I have treated the current list with the same circumspection as the earlier one which contained Sir Roy Harrod's The Life of John Maynard Keynes; Economics by Paul Samuelson, and Language Truth and Logic by A J Ayer - which the library is still waiting for me to return.

Before setting off on holiday, another book arrived in the post - a review copy of the autobiography of my predecessor as MP for North West Hants, Sir David Mitchell. (Unlike the American relay team, he passed on the baton to me in 1997 without mishap, and is getting his breath back while I am still cantering round the course).

Politics and alcohol can be dangerous bedfellows, but not in Sir David's case.

He combined a long and successful career in politics withy an equally successful and prosperous career in the wine trade.

He tells the story of introducing himself at one of his wine-tastings by saying he was a wine-merchant who moonlighted as an MP. During the buffet between the tasting of the red and the tasting of the white, he was accosted by one of his constituents.

He prefaced the second half of his talk by saying he was an MP, who moonlighted as a wine-merchant. (I can pinch one of his jokes for my article, as he has pinched one of mine for his book.) Called House to House, it is a well-researched and eminently readable book, with many references to his constituency. Put it on your Christmas list. It brought home to me how much politics has changed in his life-time.

When he first stood for Parliament here, David held 58 public meetings. At the last election, I held two. And when did a Minister last resign to spend more time with the family business?

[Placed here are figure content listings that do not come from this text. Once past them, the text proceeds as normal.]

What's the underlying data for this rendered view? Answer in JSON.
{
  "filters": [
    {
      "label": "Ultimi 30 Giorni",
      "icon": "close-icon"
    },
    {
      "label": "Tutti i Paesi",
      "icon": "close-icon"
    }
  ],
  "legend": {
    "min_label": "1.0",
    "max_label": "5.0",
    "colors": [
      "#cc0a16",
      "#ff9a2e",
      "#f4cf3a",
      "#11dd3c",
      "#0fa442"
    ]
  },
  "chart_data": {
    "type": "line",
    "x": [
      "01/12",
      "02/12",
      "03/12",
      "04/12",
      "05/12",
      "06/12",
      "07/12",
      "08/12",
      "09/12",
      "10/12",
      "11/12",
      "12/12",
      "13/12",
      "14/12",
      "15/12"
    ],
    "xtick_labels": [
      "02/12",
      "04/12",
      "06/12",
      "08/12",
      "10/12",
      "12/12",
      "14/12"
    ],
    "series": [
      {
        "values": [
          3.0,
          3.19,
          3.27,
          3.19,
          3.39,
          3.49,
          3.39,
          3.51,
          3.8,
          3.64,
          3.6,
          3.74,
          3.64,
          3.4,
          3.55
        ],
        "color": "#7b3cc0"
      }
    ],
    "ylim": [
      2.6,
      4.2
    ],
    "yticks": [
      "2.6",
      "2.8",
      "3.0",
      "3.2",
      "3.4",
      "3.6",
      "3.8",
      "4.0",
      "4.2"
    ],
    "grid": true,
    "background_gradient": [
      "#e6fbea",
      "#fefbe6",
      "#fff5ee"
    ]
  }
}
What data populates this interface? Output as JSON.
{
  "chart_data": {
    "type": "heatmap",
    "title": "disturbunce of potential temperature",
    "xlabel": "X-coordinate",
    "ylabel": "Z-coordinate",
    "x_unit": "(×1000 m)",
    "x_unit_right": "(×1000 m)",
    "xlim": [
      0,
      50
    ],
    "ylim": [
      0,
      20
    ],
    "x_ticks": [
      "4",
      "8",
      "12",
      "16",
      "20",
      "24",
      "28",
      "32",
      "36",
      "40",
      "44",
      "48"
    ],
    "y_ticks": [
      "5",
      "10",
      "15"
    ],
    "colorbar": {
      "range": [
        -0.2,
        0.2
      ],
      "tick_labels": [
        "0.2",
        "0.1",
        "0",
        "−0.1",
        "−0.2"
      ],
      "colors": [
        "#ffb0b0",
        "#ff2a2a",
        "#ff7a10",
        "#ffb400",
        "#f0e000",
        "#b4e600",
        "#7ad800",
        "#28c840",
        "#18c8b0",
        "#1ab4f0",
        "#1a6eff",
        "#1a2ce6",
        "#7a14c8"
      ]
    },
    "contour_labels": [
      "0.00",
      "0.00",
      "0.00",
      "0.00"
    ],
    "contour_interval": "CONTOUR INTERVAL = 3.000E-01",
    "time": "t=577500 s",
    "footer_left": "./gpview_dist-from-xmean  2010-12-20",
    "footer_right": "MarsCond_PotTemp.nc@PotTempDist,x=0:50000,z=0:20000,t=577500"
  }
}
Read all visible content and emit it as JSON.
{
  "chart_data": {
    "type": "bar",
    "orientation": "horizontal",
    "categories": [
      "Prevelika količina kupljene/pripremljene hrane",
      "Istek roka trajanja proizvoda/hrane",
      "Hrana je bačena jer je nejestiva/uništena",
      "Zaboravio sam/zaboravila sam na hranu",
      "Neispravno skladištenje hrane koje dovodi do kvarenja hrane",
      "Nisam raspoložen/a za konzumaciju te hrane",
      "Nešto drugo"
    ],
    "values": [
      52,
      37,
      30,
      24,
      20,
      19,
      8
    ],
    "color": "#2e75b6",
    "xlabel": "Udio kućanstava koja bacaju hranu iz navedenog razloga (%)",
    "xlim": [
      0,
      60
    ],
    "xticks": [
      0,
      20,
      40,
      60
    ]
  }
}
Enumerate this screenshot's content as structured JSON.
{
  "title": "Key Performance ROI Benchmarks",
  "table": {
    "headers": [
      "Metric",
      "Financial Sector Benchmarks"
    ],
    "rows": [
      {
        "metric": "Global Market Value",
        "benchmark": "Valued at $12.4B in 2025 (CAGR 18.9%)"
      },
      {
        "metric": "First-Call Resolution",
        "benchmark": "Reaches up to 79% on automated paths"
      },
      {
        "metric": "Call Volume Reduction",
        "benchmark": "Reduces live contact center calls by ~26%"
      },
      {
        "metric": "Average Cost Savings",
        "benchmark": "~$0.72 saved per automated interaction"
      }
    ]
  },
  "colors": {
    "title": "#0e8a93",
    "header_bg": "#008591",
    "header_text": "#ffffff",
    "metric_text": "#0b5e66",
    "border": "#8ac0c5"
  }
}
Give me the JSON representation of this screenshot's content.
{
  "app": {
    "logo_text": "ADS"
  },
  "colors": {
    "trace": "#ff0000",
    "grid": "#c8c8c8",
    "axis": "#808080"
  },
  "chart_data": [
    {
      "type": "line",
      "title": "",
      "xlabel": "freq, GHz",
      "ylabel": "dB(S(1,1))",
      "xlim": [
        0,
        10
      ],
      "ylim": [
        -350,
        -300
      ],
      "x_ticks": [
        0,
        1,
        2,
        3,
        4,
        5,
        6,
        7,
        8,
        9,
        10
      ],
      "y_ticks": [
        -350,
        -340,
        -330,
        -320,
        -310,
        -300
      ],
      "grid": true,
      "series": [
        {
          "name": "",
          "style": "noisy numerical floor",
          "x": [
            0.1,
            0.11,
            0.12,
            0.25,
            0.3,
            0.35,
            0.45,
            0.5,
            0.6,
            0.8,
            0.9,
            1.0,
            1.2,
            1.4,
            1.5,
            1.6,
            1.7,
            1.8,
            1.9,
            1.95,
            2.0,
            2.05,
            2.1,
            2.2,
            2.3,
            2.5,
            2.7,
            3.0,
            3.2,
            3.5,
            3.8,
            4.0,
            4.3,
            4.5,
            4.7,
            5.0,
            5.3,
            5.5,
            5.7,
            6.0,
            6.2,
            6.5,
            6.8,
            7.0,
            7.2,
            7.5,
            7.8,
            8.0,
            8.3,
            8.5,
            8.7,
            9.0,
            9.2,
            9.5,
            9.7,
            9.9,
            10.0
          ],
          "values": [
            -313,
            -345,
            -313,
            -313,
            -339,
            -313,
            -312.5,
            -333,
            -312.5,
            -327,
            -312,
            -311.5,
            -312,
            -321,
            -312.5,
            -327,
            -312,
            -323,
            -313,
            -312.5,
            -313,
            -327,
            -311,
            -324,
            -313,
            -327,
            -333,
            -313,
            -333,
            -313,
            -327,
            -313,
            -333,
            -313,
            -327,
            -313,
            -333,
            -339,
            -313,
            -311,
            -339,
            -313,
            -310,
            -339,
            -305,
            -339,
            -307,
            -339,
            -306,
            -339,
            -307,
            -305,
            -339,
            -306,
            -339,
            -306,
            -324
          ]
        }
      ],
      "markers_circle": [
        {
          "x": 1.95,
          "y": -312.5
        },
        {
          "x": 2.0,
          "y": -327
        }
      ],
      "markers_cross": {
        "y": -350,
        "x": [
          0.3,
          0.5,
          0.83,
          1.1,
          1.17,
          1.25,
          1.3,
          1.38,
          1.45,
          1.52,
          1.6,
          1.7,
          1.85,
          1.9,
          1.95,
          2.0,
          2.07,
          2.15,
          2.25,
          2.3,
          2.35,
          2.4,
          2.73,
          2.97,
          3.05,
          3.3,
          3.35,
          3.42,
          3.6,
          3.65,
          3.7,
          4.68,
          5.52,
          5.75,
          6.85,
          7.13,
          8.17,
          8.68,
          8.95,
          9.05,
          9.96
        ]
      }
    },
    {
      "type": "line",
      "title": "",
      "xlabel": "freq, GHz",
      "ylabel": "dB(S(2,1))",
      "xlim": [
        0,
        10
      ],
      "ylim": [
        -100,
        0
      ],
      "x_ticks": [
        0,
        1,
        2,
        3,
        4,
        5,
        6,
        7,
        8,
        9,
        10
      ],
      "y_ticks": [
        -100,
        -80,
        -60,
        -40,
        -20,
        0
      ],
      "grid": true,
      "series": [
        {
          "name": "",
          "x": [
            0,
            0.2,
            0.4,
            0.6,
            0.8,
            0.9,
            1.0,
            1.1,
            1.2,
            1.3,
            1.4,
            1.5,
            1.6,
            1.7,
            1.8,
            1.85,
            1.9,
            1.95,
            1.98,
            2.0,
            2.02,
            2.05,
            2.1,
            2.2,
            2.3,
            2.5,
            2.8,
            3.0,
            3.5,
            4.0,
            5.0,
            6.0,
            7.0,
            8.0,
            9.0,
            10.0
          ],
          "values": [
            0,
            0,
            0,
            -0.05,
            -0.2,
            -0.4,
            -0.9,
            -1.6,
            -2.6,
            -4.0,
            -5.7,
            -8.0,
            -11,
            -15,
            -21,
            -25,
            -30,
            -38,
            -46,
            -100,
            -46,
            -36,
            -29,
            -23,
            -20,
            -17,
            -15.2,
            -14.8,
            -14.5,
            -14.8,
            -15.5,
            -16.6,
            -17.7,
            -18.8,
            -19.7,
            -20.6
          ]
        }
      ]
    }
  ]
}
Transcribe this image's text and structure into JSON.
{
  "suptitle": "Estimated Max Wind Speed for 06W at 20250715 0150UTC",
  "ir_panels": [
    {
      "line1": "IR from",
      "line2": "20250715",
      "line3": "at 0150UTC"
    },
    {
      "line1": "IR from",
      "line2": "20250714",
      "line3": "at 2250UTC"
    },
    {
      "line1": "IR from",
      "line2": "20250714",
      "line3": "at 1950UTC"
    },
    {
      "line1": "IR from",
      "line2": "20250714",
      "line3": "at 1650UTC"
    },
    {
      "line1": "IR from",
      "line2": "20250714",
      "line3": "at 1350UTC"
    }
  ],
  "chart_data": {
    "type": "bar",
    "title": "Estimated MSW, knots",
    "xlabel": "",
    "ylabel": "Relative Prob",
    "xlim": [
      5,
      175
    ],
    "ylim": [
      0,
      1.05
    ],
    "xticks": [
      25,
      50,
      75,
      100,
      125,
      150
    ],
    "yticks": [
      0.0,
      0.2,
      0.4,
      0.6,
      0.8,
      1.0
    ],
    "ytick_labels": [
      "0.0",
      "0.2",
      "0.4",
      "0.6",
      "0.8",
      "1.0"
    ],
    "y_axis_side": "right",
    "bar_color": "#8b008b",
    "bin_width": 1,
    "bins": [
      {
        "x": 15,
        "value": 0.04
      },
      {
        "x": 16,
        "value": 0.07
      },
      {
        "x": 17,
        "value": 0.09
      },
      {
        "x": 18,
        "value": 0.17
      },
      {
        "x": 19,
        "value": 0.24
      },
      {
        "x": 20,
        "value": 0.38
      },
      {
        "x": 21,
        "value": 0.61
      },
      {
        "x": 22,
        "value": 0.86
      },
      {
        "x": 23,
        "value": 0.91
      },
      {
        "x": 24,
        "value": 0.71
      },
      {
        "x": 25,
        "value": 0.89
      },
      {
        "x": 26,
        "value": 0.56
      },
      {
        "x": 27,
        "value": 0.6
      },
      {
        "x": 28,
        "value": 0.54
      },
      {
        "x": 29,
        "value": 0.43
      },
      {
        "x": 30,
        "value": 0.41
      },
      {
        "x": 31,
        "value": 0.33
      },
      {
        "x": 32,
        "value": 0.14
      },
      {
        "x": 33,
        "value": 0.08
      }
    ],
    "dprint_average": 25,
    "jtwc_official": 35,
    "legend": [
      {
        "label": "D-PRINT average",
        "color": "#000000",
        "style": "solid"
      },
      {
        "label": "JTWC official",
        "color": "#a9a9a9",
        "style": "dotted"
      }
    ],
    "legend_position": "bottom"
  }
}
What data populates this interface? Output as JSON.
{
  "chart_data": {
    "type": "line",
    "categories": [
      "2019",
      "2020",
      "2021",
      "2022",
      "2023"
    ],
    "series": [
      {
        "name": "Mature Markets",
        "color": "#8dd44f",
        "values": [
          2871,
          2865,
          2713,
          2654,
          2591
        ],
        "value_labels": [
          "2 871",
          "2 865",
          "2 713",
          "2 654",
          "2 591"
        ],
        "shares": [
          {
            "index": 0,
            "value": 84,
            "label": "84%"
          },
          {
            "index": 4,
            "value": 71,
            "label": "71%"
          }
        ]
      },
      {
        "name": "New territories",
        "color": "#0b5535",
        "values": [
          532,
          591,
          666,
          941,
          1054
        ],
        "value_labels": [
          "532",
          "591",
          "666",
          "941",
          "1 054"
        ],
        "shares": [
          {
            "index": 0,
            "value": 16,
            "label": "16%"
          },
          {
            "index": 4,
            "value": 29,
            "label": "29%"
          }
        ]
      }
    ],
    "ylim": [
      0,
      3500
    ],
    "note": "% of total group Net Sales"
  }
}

With more and more MPs being full-time, the book shows the advantages of an MP having one foot in the commercial world as well as a foot in the Chamber. David helped to shape party and Government policy towards small businesses - would he have done so as effectively had he not been joint managing director and chairman of El Vinos? His reputation lives on in North West Hants; not every letter that I send to constituents contains what they want to hear. Some write back, threatening to report me to David Cameron, the Prime Minister and sometimes the Queen. I had one recently saying they would now take up the matter with Sir David.